Гай, совращенный открывшимися перспективами, слишком быстро расстался с первоначальными намерениями. Не испытывая угрызений совести, он перестал искать расположения людей. Безразличный к любым оценкам, кроме собственной, он довольствовался своим бессердечием, действиями, из-за которых потерял любовь римлян, — действиями более театральными, чем те, которыми старался сохранить ее. «О если бы у римского народа была только одна шея», — воскликнул он перед враждебно настроенной толпой, у которой вызывала отвращение его необузданная страсть к кровавой резне и ненасытное стремление к виду и запаху крови и денег.[96]
К тому времени римляне уже не сомневались в его желании убить их всех до одного. Возникало впечатление, что он решил перевернуть мир с ног на голову. В начале правления он выплатил людям большие деньги по завещанию Ливии (которое утаил Тиберий) и Тиберия (которое отменил сенат), а также собственные пожертвования, сделанные в двух случаях. Позже он ввел неподъемные налоги и отменил бесплатные поставки зерна. Раньше, заботясь о развлечениях для народа, он устраивал общественные игры и празднества и даже сам выступал гладиатором. Позднее в очень жаркий день Гай запер людей в театре и убрал навесы, защищавшие их от солнца.Плохое обращение со зрителями на играх всегда предвещает несчастье. Дион Кассий обвинял Домициана в том, что он во время сильной грозы продержал взаперти в театре толпу промокших и промерзших людей, а после этого несколько человек, простудившись, умерли.[97]
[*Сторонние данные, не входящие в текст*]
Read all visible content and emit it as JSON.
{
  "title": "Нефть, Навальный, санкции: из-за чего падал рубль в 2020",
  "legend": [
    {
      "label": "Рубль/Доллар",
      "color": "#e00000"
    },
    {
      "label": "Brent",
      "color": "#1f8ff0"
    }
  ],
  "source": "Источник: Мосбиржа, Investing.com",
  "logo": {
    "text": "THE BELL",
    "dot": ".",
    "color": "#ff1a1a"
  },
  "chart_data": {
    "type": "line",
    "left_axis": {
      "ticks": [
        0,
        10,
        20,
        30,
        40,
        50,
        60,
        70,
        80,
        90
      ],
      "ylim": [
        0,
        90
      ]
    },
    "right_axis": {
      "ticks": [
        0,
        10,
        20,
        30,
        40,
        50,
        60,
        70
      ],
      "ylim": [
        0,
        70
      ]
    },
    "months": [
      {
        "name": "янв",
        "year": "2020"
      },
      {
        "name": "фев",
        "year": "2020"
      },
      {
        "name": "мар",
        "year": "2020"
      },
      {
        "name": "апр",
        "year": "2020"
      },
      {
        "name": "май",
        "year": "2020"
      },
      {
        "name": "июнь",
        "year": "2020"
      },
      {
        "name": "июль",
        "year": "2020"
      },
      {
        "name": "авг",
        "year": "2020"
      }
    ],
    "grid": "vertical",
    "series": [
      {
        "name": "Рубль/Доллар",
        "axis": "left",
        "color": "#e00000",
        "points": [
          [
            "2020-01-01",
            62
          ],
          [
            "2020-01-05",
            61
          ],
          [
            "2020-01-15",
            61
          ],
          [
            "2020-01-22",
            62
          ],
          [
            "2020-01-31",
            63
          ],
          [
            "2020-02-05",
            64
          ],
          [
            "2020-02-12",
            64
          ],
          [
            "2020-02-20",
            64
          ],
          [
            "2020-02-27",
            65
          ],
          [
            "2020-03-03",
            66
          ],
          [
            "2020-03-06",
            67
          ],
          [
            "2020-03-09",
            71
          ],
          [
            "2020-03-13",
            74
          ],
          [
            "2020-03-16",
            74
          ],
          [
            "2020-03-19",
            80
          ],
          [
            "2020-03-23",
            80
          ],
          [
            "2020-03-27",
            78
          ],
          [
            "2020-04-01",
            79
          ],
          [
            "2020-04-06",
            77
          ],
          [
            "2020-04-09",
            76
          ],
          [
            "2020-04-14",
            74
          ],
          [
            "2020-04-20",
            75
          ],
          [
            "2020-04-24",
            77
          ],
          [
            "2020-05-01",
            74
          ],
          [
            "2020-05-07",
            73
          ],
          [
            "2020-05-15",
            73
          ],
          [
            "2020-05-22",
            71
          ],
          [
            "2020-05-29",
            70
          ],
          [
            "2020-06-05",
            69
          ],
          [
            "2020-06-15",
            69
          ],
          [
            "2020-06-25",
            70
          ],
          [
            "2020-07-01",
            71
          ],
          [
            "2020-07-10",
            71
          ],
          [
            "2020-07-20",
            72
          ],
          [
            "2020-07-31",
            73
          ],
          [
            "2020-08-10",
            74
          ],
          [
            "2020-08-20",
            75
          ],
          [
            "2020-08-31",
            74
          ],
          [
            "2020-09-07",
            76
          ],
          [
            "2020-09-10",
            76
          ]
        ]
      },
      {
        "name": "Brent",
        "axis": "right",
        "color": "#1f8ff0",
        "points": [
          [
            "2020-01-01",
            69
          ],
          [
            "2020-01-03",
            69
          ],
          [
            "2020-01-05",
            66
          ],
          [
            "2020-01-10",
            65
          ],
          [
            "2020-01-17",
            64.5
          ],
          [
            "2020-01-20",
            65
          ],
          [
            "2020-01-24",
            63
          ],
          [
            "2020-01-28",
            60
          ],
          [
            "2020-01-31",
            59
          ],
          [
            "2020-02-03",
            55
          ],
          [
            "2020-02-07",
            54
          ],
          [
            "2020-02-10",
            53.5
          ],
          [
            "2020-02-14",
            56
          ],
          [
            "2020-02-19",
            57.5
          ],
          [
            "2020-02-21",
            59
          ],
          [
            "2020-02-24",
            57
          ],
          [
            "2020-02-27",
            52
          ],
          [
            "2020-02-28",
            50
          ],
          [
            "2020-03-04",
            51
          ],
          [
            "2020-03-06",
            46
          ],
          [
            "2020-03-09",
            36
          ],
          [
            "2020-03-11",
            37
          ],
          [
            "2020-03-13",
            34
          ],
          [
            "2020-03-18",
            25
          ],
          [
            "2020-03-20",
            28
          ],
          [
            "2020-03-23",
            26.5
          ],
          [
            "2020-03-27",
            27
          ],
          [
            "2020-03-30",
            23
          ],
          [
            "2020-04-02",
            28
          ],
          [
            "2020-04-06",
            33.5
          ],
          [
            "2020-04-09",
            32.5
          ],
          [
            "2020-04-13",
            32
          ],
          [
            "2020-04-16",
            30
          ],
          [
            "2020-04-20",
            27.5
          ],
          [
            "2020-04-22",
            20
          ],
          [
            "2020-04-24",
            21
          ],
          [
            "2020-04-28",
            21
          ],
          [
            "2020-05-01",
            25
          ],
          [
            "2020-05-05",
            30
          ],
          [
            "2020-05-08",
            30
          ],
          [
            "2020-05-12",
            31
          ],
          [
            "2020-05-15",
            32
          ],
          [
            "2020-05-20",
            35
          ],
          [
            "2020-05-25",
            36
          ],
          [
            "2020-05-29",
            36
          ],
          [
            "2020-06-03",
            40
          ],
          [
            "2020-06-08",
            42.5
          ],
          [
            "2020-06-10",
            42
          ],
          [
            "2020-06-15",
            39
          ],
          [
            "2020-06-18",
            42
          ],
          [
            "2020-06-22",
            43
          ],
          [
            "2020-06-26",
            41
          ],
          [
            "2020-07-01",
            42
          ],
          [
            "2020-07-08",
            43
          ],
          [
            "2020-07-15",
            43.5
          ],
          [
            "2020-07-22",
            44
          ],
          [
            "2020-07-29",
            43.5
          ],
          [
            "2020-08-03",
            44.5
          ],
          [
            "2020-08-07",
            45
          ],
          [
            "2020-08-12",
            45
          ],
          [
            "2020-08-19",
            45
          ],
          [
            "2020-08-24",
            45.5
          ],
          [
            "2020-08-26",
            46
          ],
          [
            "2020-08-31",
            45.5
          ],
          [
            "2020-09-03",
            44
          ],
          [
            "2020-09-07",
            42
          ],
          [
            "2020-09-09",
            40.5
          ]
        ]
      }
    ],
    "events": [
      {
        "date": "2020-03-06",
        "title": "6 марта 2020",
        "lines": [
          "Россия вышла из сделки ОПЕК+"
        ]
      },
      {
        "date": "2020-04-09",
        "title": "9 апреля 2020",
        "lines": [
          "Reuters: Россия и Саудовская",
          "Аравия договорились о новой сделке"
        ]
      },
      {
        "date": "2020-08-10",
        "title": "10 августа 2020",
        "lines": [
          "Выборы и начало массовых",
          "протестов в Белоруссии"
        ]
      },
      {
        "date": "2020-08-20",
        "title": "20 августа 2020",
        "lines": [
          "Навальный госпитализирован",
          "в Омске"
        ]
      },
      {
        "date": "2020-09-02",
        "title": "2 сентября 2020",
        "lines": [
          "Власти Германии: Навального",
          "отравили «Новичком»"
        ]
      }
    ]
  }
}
В начале правления Гай Калигула возвеличил свою семью, с почестью похоронив тех, кто умер, и вознаградив тех, кто остался в живых: своей бабке Антонии он дал те же привилегии, которыми однажды обладала пожилая Ливия (включая титул «Августа»), устроил благодарственные молебны для сестер и совместное консульство для своего дяди Клавдия. Впоследствии его обвиняли в отравлении Антонии и в том, что он свел ее в могилу. Гай отправил в изгнание сестер по подозрению в заговоре и убил своего вдовствующего зятя Лепида, который, по утверждению Диона Кассия, был его любовником.[98] Он бросил Клавдия в Рейн (но оставил в живых) только потому, что тот был Клавдием. Неудивительно, что его популярность падала, и это падение было тем быстрее, чем больше было кровопролитий, издевательств и бездумной похоти. Некоторые ученые склонны угадывать в злодеяниях Гая чудовищный, безжалостный юмор, но их мнение не выдерживает никакой критики, поскольку это взаимоисключающие понятия. Сегодня в его страшных деяниях находят вдохновение драматурги, кинорежиссеры и порнографы. Это бессмысленное занятие даже при отсутствии любого другого. «Никто не был бы в состоянии привести в пример какой-либо великий, чисто царственный поступок его на пользу его современников или потомства»[99], — отмечает Иосиф Флавий.Дион Кассий характеризует Гая как совокупность противоречий, его единственным постоянным качеством было непостоянство.[100]
Поэтому, запретив сначала римлянам устанавливать себе статуи или скульптурные портреты, позже он приказал почитать себя как живого бога в храмах на Палатинском и Капитолийском холмах. Честолюбие Гая Калигулы не знало границ: он появлялся в обличье Геркулеса, Нептуна, Бахуса и Аполлона, при помощи париков он изображал даже Венеру, Юнону и Диану. Источники сохранили слух, что он зашел так далеко, что пытался обольстить луну, жаждая новых ощущений, когда бледный холодный свет заливал спальню дворца. В одном храме стояла позолоченная статуя Гая в натуральную величину. В попытке размыть границы между смертной и бессмертной фигурой императора на ней была его повседневная одежда. Ее блеск затуманивался только дымом жертвоприношений: цесарки, павлины, фазаны, вальдшнепы и даже фламинго сжигались, чтобы умиротворить этого любителя фарсов и шарлатана.